The factor [tex]\frac{1}{|x|}[/tex] is not good if its near 0. We can bound this factor if x can be away from 0. Note:

3.

[tex]
|c|=|c-x+x| \leq |c-x|+|x|
[/tex]

so

4.

[tex]
|x| \geq |c|-|x-c|
[/tex]

Thus if we choose

5.

[tex]
\delta \leq \frac{|c|}{2}
[/tex]

6.

then we can succeed in making
[tex]
|x| \geq \frac{|c|}{2}
[/tex]

Finally, if we also require

7.

[tex]\delta \leq \frac{\epsilon c^2}{2}[/tex]

then,

8.

[tex]
\frac {1}{|x|} \cdot \frac{1}{|c|} \cdot |x-c| < \frac {1}{|c|} \cdot \frac {1}{|c|/2} \cdot \frac{\epsilon c^2}{2} = \epsilon
[/tex]


My questions

1. On step 2, its said to "bound" the factor 1/|x|. What does this mean?
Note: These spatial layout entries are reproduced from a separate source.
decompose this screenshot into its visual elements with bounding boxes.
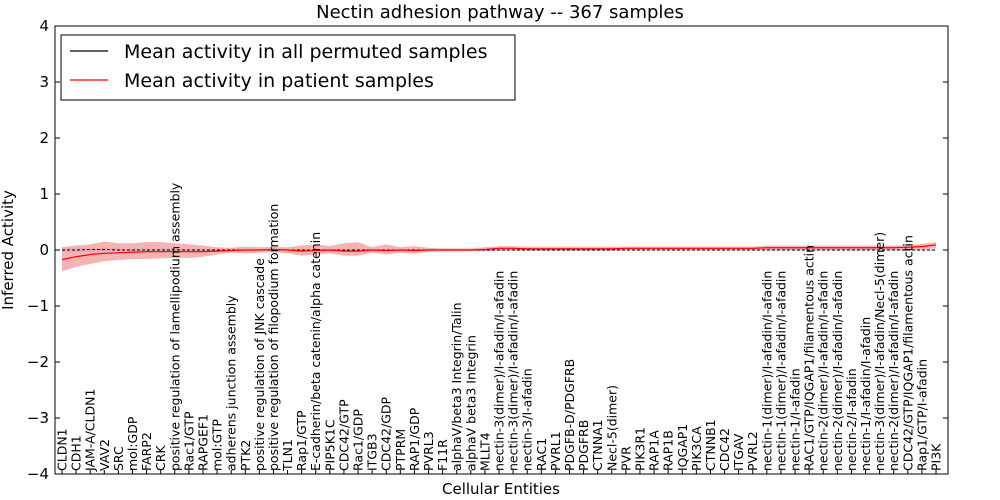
x-category-label: E-cadherin/beta catenin/alpha catenin: [308, 232, 323, 471]
axes-frame: [54, 25, 949, 475]
x-category-label: alphaV/beta3 Integrin/Talin: [449, 303, 464, 472]
x-category-label: JAM-A/CLDN1: [83, 389, 98, 472]
x-category-label: CTNNA1: [590, 419, 605, 471]
y-tick-label: −4: [27, 465, 49, 483]
x-category-label: PIK3R1: [632, 427, 647, 471]
x-category-label: positive regulation of lamellipodium ass…: [167, 182, 182, 471]
x-category-label: nectin-3(dimer)/I-afadin/Necl-5(dimer): [872, 232, 887, 471]
x-category-label: mol:GTP: [210, 419, 225, 471]
x-category-label: Rap1/GTP: [294, 410, 309, 471]
x-category-label: positive regulation of JNK cascade: [252, 258, 267, 471]
legend-label-permuted: Mean activity in all permuted samples: [124, 41, 487, 63]
legend: Mean activity in all permuted samples Me…: [60, 34, 516, 101]
band-patient: [62, 241, 936, 272]
x-category-label: RAC1/GTP/IQGAP1/filamentous actin: [802, 245, 817, 471]
x-category-label: Rap1/GTP/I-afadin: [914, 359, 929, 471]
x-category-label: FARP2: [139, 432, 154, 471]
x-axis-label: Cellular Entities: [442, 480, 560, 498]
x-category-label: TLN1: [280, 439, 295, 472]
x-category-label: SRC: [111, 446, 126, 471]
series-line-permuted: [62, 248, 936, 251]
x-category-label: PDGFB-D/PDGFRB: [562, 359, 577, 471]
y-tick-label: 3: [39, 73, 49, 91]
x-category-label: RAC1: [534, 438, 549, 471]
x-category-label: RAP1/GDP: [407, 407, 422, 471]
x-category-label: RAP1B: [661, 430, 676, 471]
x-category-label: VAV2: [97, 439, 112, 471]
x-category-label: nectin-1(dimer)/I-afadin/I-afadin: [759, 271, 774, 471]
y-tick-label: 1: [39, 185, 49, 203]
y-tick-label: 0: [39, 241, 49, 259]
series-line-patient: [61, 244, 937, 261]
x-category-label: CTNNB1: [703, 419, 718, 471]
x-category-label: PTPRM: [393, 429, 408, 471]
x-category-label: nectin-3(dimer)/I-afadin/I-afadin: [506, 271, 521, 471]
x-category-label: nectin-1(dimer)/I-afadin/I-afadin: [773, 271, 788, 471]
x-category-label: MLLT4: [477, 432, 492, 471]
y-tick-label: −1: [27, 297, 49, 315]
x-axis-categories: CLDN1 CDH1 JAM-A/CLDN1 VAV2 SRC mol:GDP FARP2 C…: [55, 182, 944, 474]
x-category-label: nectin-2/I-afadin: [844, 368, 859, 471]
x-category-label: nectin-2(dimer)/I-afadin/I-afadin: [830, 271, 845, 471]
y-axis-ticks: −4 −3 −2 −1 0 1 2 3 4: [27, 17, 948, 483]
x-category-label: nectin-3/I-afadin: [520, 368, 535, 471]
chart-title: Nectin adhesion pathway -- 367 samples: [316, 2, 684, 23]
x-category-label: nectin-1/I-afadin/I-afadin: [858, 317, 873, 471]
x-category-label: CLDN1: [55, 428, 70, 471]
x-category-label: positive regulation of filopodium format…: [266, 204, 281, 471]
x-category-label: CDC42/GTP/IQGAP1/filamentous actin: [900, 235, 915, 471]
x-category-label: IQGAP1: [675, 424, 690, 471]
x-category-label: Rac1/GTP: [181, 411, 196, 471]
x-category-label: F11R: [435, 439, 450, 471]
x-category-label: PVRL1: [548, 431, 563, 471]
x-category-label: Necl-5(dimer): [604, 385, 619, 471]
legend-label-patient: Mean activity in patient samples: [124, 70, 434, 92]
x-category-label: PTK2: [238, 440, 253, 471]
x-category-label: nectin-2(dimer)/I-afadin/I-afadin: [886, 271, 901, 471]
y-tick-label: 2: [39, 129, 49, 147]
x-category-label: CRK: [153, 445, 168, 471]
x-category-label: nectin-1/I-afadin: [788, 368, 803, 471]
x-category-label: Rac1/GDP: [351, 409, 366, 471]
x-category-label: CDC42/GDP: [379, 396, 394, 471]
y-tick-label: −3: [27, 409, 49, 427]
x-category-label: PVRL3: [421, 431, 436, 471]
plot-area: [61, 241, 937, 272]
x-category-label: CDC42: [717, 428, 732, 471]
x-category-label: mol:GDP: [125, 416, 140, 471]
x-category-label: CDH1: [69, 435, 84, 471]
y-axis-label: Inferred Activity: [0, 190, 17, 310]
x-category-label: PI3K: [929, 443, 944, 471]
x-category-label: RAPGEF1: [195, 414, 210, 471]
x-category-label: alphaV beta3 Integrin: [463, 335, 478, 471]
x-category-label: PDGFRB: [576, 420, 591, 471]
x-category-label: CDC42/GTP: [336, 399, 351, 471]
x-category-label: PIP5K1C: [322, 419, 337, 471]
x-category-label: PVRL2: [745, 431, 760, 471]
x-category-label: ITGAV: [731, 433, 746, 471]
legend-box: [60, 34, 516, 101]
x-category-label: ITGB3: [365, 433, 380, 471]
x-category-label: PVR: [618, 446, 633, 471]
x-category-label: nectin-3(dimer)/I-afadin/I-afadin: [492, 271, 507, 471]
y-tick-label: 4: [39, 17, 49, 35]
x-category-label: nectin-2(dimer)/I-afadin/I-afadin: [816, 271, 831, 471]
x-category-label: PIK3CA: [689, 426, 704, 471]
y-tick-label: −2: [27, 353, 49, 371]
x-category-label: RAP1A: [647, 430, 662, 471]
x-category-label: adherens junction assembly: [224, 295, 239, 471]
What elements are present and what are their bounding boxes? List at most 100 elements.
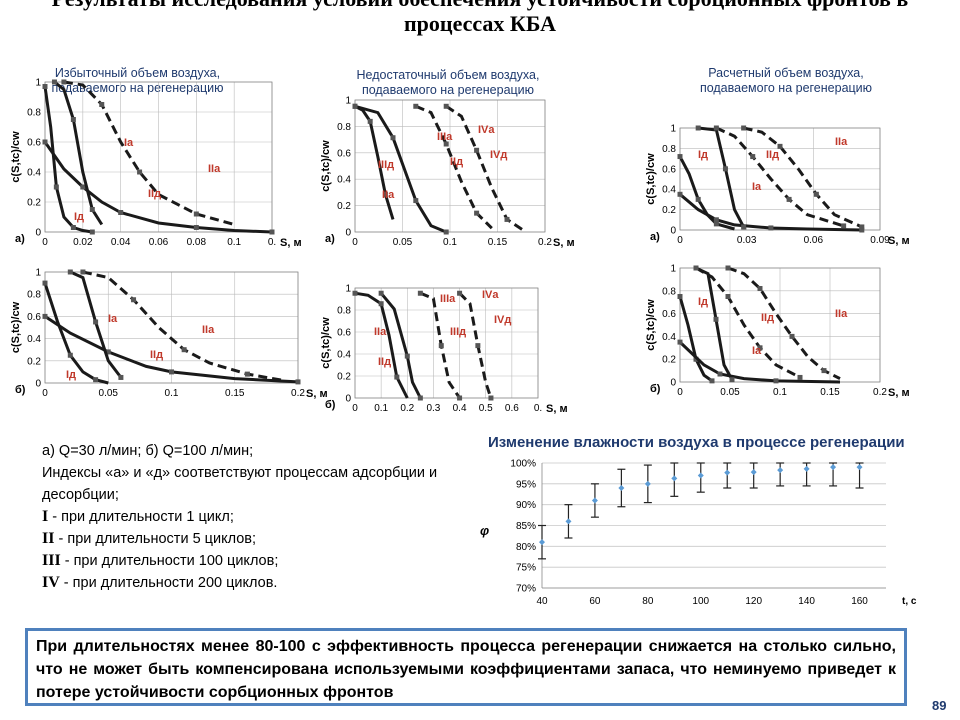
- data-point: [89, 207, 95, 212]
- data-point: [539, 539, 545, 546]
- x-tick-label: 0.03: [737, 235, 757, 246]
- y-tick-label: 1: [35, 78, 41, 89]
- data-point: [378, 290, 384, 296]
- y-tick-label: 0.6: [662, 309, 676, 320]
- y-axis-label: c(S,tc)/cw: [320, 140, 332, 192]
- panel-letter: б): [650, 383, 661, 395]
- data-point: [382, 191, 388, 197]
- data-point: [131, 297, 137, 303]
- y-tick-label: 70%: [516, 584, 536, 595]
- legend-text: - при длительности 5 циклов;: [54, 531, 256, 547]
- data-point: [741, 224, 747, 230]
- y-tick-label: 0.6: [662, 164, 676, 175]
- data-point: [821, 368, 827, 374]
- y-axis-label: c(S,tc)/cw: [10, 131, 22, 183]
- data-point: [695, 125, 701, 131]
- curve-label: IIд: [766, 149, 779, 161]
- data-point: [193, 211, 199, 217]
- curve-label: IVд: [490, 149, 507, 161]
- x-axis-label: S, м: [888, 235, 910, 247]
- x-tick-label: 0.2: [873, 387, 887, 398]
- data-point: [99, 102, 105, 107]
- y-tick-label: 0: [670, 226, 676, 237]
- data-point: [137, 169, 143, 175]
- curve-label: Iд: [698, 149, 708, 161]
- y-tick-label: 80%: [516, 542, 536, 553]
- data-point: [67, 269, 73, 275]
- data-point: [352, 290, 358, 296]
- legend-text: - при длительности 200 циклов.: [59, 575, 278, 591]
- data-point: [70, 225, 76, 230]
- data-point: [269, 229, 275, 235]
- data-point: [693, 265, 699, 271]
- y-tick-label: 1: [35, 268, 41, 279]
- data-point: [677, 294, 683, 299]
- page-title: Результаты исследования условий обеспече…: [52, 0, 909, 36]
- plot-frame: [354, 287, 539, 399]
- data-point: [797, 374, 803, 380]
- x-axis-label: S, м: [280, 237, 302, 249]
- x-tick-label: 140: [798, 596, 815, 607]
- data-point: [438, 343, 444, 349]
- data-point: [803, 465, 810, 472]
- x-tick-label: 0: [352, 237, 358, 248]
- curve-label: IIа: [202, 324, 215, 336]
- y-tick-label: 95%: [516, 479, 536, 490]
- y-tick-label: 0.8: [662, 286, 676, 297]
- page-number: 89: [932, 698, 947, 713]
- series-line: [354, 291, 409, 399]
- panel-letter: б): [15, 384, 26, 396]
- x-tick-label: 0.05: [393, 237, 413, 248]
- series-line: [715, 126, 845, 228]
- x-tick-label: 0.15: [488, 237, 508, 248]
- x-tick-label: 0: [352, 403, 358, 414]
- x-tick-label: 0.3: [426, 403, 440, 414]
- curve-label: IIд: [150, 349, 163, 361]
- data-point: [80, 269, 86, 275]
- data-point: [713, 125, 719, 131]
- y-tick-label: 0.6: [337, 148, 351, 159]
- data-point: [830, 464, 837, 471]
- data-point: [741, 125, 747, 131]
- curve-label: IIа: [835, 136, 848, 148]
- curve-label: Iд: [66, 369, 76, 381]
- legend-item: III - при длительности 100 циклов;: [42, 550, 442, 572]
- y-tick-label: 0: [35, 379, 41, 390]
- curve-label: IIа: [835, 308, 848, 320]
- curve-label: IIд: [450, 156, 463, 168]
- curve-label: Iа: [108, 313, 118, 325]
- data-point: [42, 139, 48, 145]
- y-tick-label: 0.4: [337, 175, 351, 186]
- x-tick-label: 0.15: [820, 387, 840, 398]
- legend-text: - при длительности 100 циклов;: [60, 553, 279, 569]
- y-axis-label: c(S,tc)/cw: [645, 299, 657, 351]
- x-tick-label: 0: [42, 237, 48, 248]
- data-point: [677, 154, 683, 160]
- data-point: [729, 377, 735, 383]
- y-tick-label: 0.4: [27, 168, 41, 179]
- legend-roman: II: [42, 530, 55, 547]
- legend-indices: Индексы «а» и «д» соответствуют процесса…: [42, 465, 438, 503]
- data-point: [70, 117, 76, 122]
- y-tick-label: 0.8: [337, 306, 351, 317]
- series-line: [82, 270, 286, 383]
- y-tick-label: 0.2: [27, 356, 41, 367]
- data-point: [713, 316, 719, 322]
- data-point: [725, 294, 731, 299]
- y-tick-label: 0.6: [27, 138, 41, 149]
- data-point: [618, 485, 625, 491]
- y-tick-label: 0.4: [337, 350, 351, 361]
- data-point: [93, 319, 99, 325]
- data-point: [671, 475, 678, 482]
- curve-label: IIIа: [440, 293, 456, 305]
- data-point: [859, 224, 865, 230]
- x-tick-label: 0.02: [73, 237, 93, 248]
- data-point: [768, 225, 774, 231]
- panel-letter: а): [325, 233, 335, 245]
- y-tick-label: 0: [670, 378, 676, 389]
- y-tick-label: 0.8: [337, 122, 351, 133]
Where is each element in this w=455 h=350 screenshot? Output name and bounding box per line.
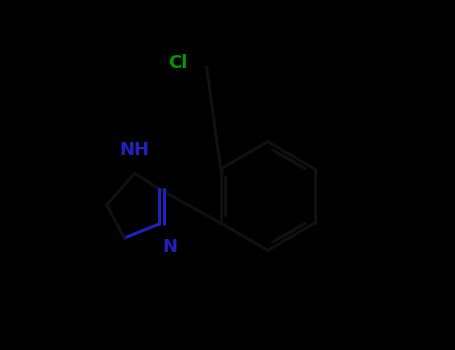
Text: N: N: [163, 238, 178, 256]
Text: NH: NH: [120, 141, 150, 159]
Text: Cl: Cl: [168, 54, 187, 72]
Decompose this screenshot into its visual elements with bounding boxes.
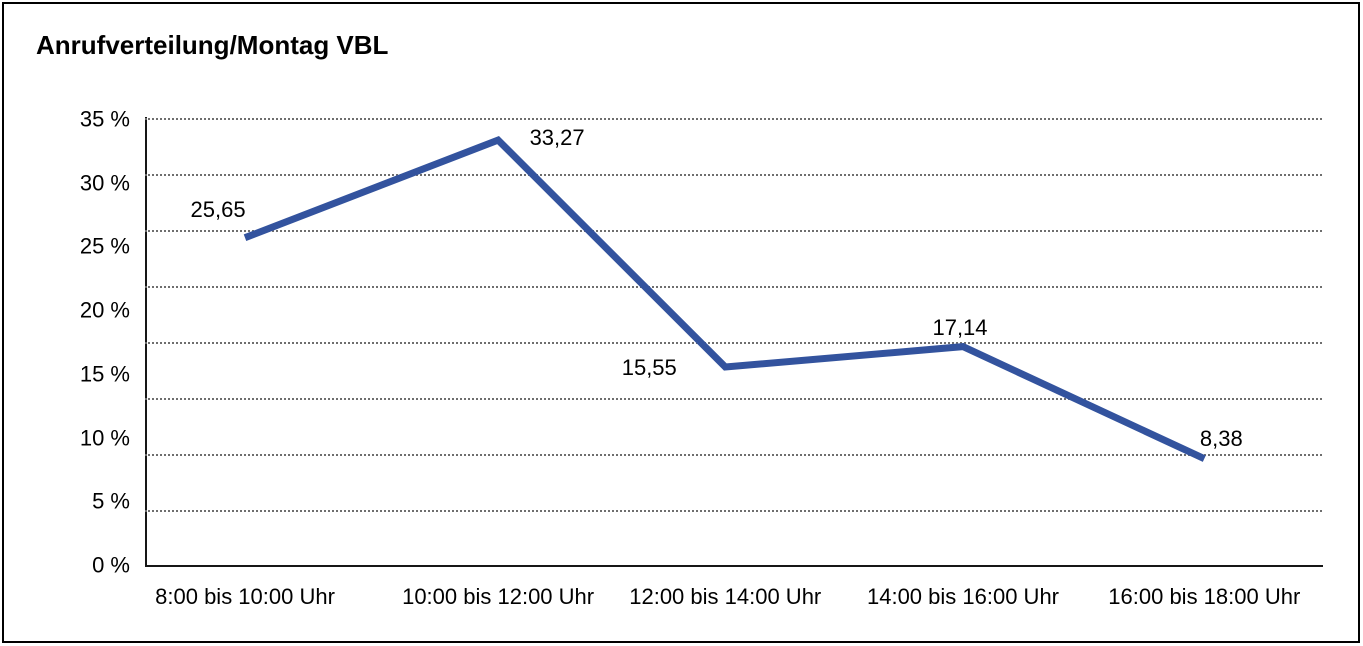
- y-tick-label: 15 %: [79, 361, 130, 387]
- gridline: [145, 118, 1322, 120]
- x-category-label: 8:00 bis 10:00 Uhr: [155, 584, 335, 609]
- chart-title: Anrufverteilung/Montag VBL: [36, 30, 389, 60]
- y-tick-label: 20 %: [79, 297, 130, 323]
- y-tick-label: 30 %: [79, 170, 130, 196]
- data-point-label: 15,55: [621, 354, 677, 380]
- x-category-label: 16:00 bis 18:00 Uhr: [1108, 584, 1301, 609]
- x-category-label: 10:00 bis 12:00 Uhr: [402, 584, 595, 609]
- gridline: [145, 286, 1322, 288]
- x-category-label: 14:00 bis 16:00 Uhr: [866, 584, 1060, 609]
- gridline: [145, 510, 1322, 512]
- y-tick-label: 35 %: [79, 106, 130, 132]
- gridline: [145, 174, 1322, 176]
- y-tick-label: 10 %: [79, 425, 130, 451]
- y-tick-label: 0 %: [92, 552, 130, 578]
- plot-area: 35 % 30 % 25 % 20 % 15 % 10 % 5 % 0 % 8:00 bis …: [80, 106, 1322, 609]
- data-point-label: 8,38: [1199, 425, 1243, 451]
- y-tick-label: 5 %: [92, 488, 130, 514]
- data-point-label: 17,14: [932, 314, 988, 340]
- x-category-label: 12:00 bis 14:00 Uhr: [629, 584, 822, 609]
- gridline: [145, 342, 1322, 344]
- data-point-label: 33,27: [529, 125, 585, 151]
- y-tick-label: 25 %: [79, 233, 130, 259]
- data-point-label: 25,65: [190, 196, 246, 222]
- series-line: [243, 136, 1206, 462]
- gridline: [145, 454, 1322, 456]
- line-series-svg: [243, 136, 1206, 462]
- gridline: [145, 398, 1322, 400]
- x-axis-line: [145, 564, 1323, 567]
- gridline: [145, 230, 1322, 232]
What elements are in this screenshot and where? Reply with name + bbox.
2.How did the |c-x| on step 3 went to |x-c| on step 4?

3. How did they choose [tex]\delta[/tex] to be that value?

Any help on this subject is very much appreciated, thank you in advance.

This example is from "Calculus 8th Edition" by Varberg, Purcell and Rigdon.

 

Thank you very much guys